BAMBINI ALL’APERTO, EVITARE I LUOGHI CHIUSI

Con vero sollievo stiamo sperimentando la possibilità di uscire all’aperto. Si sta studiando ogni modalità possibile affinché i più piccoli possano riprendere un minimo di socialità, rivedere i propri insegnanti ed educatori, i propri compagni e compagne. Consiglio la lettura dell’articolo “Riaprire i bambini” del mio collega Daniele Novara, che sprona affinché ciò accada ben prima del mese di settembre.

Il virus non è scomparso e questo ovviamente mette in allerta, ma è anche vero che i bambini, come abbiamo più volte sottolineato, si ammalano molto meno degli adulti e quando ciò accade i sintomi sono decisamente meno gravi. Naturalmente questo non significa che si possano allentare i dispositivi di sicurezza, ma stare un po’ più sereni si.

In altre parti d’Europa hanno già sperimentato la riapertura di servizi all’infanzia, con i primi di giugno anche qui da noi accadrà, è l’auspicio di molti.

Sarà importante poter tenere un comportamento adeguato per proteggere tutti: nel momento in cui ognuno fa la sua parte, i pericoli diminuiscono e si può vivere in sicurezza quello che la bella stagione sta portando; sole, aria, mare, alberi e natura. I bambini di questo hanno bisogno.

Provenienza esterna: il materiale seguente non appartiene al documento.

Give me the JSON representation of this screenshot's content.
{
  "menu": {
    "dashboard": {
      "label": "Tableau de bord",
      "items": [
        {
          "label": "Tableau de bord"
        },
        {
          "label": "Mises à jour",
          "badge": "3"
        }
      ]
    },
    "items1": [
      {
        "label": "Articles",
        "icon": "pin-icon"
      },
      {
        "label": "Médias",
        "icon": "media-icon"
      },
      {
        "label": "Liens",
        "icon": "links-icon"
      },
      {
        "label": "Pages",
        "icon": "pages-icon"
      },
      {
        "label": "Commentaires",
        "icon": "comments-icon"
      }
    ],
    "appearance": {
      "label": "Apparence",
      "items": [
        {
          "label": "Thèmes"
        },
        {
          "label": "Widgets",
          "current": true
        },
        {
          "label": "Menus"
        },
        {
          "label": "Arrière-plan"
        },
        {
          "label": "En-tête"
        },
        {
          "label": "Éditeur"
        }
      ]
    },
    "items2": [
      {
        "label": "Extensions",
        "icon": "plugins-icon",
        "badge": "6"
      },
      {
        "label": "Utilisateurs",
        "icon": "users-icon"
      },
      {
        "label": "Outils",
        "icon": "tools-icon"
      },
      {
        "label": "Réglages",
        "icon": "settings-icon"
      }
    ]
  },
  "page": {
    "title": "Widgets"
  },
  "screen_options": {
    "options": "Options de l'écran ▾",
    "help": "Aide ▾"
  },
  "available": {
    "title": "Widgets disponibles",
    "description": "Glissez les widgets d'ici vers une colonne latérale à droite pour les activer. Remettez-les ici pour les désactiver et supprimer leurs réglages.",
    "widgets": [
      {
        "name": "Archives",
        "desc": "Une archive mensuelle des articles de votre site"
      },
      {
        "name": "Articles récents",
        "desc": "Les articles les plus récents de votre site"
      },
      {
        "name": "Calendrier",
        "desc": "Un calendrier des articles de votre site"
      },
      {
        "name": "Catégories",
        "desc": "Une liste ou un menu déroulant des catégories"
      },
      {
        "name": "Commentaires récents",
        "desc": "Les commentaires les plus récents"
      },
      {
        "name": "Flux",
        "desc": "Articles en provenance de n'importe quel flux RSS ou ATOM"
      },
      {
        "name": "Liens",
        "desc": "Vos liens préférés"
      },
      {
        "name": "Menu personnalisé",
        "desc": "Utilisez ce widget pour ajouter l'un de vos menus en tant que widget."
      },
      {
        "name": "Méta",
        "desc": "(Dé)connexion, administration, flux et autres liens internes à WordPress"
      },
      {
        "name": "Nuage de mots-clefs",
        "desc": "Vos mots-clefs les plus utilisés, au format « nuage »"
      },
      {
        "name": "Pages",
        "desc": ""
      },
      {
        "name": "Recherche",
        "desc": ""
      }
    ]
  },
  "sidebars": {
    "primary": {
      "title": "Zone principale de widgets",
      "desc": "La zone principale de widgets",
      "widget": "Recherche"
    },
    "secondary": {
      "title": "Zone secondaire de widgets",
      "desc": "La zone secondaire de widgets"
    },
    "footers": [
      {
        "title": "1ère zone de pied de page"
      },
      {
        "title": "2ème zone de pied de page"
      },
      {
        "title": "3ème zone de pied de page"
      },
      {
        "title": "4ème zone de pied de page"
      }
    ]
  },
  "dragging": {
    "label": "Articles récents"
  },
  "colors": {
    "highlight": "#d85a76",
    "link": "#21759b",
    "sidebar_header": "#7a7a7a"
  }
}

Tra le preoccupazioni sorte rimangono alcune che inquietano i genitori, la prima è data dal fatto che i bambini vengono considerati untori. Ma sarà proprio così?

Meglio spiegare un poco la questione, onde evitare inutili fraintendimenti.

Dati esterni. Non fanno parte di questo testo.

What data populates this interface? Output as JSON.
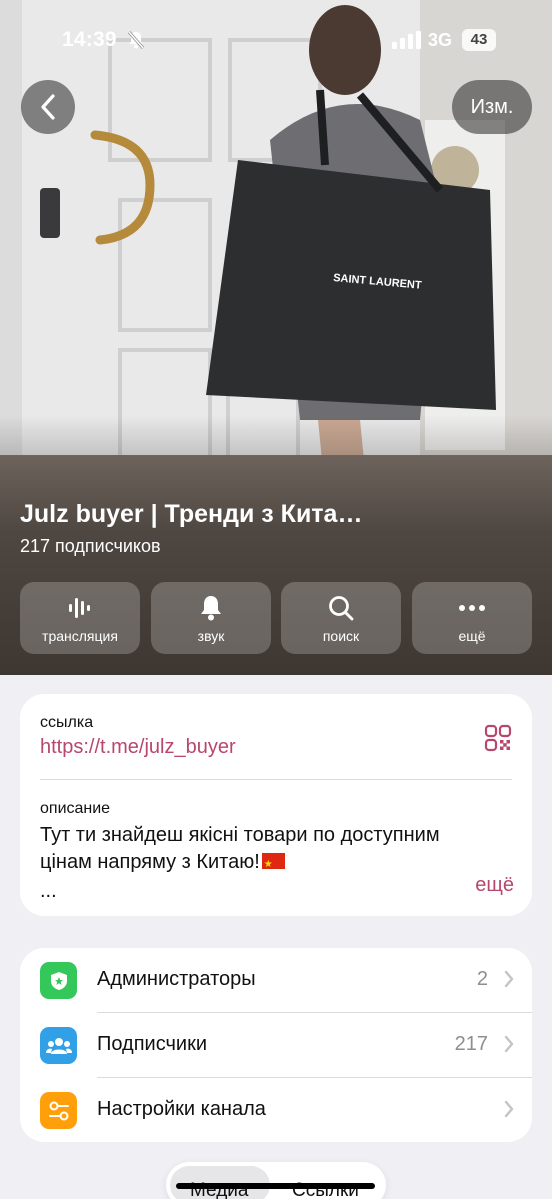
{
  "status_bar": {
    "time": "14:39",
    "network": "3G",
    "battery": "43",
    "icons": [
      "bell-slash-icon",
      "signal-icon"
    ]
  },
  "header": {
    "edit_label": "Изм.",
    "channel_title": "Julz buyer | Тренди з Кита…",
    "subscribers_text": "217 подписчиков",
    "photo_bag_text": "SAINT LAURENT"
  },
  "actions": [
    {
      "label": "трансляция",
      "icon": "live-stream-icon"
    },
    {
      "label": "звук",
      "icon": "bell-icon"
    },
    {
      "label": "поиск",
      "icon": "search-icon"
    },
    {
      "label": "ещё",
      "icon": "more-icon"
    }
  ],
  "info": {
    "link_label": "ссылка",
    "link_value": "https://t.me/julz_buyer",
    "description_label": "описание",
    "description_line1": "Тут ти знайдеш якісні товари по доступним",
    "description_line2": "цінам напряму з Китаю!",
    "description_ellipsis": "...",
    "more_label": "ещё"
  },
  "menu": [
    {
      "label": "Администраторы",
      "value": "2",
      "icon": "admin-shield-icon",
      "color": "#34c759"
    },
    {
      "label": "Подписчики",
      "value": "217",
      "icon": "subscribers-icon",
      "color": "#32a0e6"
    },
    {
      "label": "Настройки канала",
      "value": "",
      "icon": "settings-toggle-icon",
      "color": "#ff9f0a"
    }
  ],
  "tabs": [
    {
      "label": "Медиа"
    },
    {
      "label": "Ссылки"
    }
  ],
  "colors": {
    "accent": "#b8476c",
    "background": "#efeff4"
  }
}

I bambini, come abbiamo detto, si ammalano di meno ma non significa che non possano essere portatori sani o asintomatici del virus. I bambini come chiunque altro, nessuno di noi è escluso, a meno che non abbiamo fatto verifiche molto recenti (tampone). Perché i bambini sono potenzialmente più esposti al rischio di contagiare gli altri? Per il semplice motivo che non è molto facile far rispettare loro tutte le regole necessarie.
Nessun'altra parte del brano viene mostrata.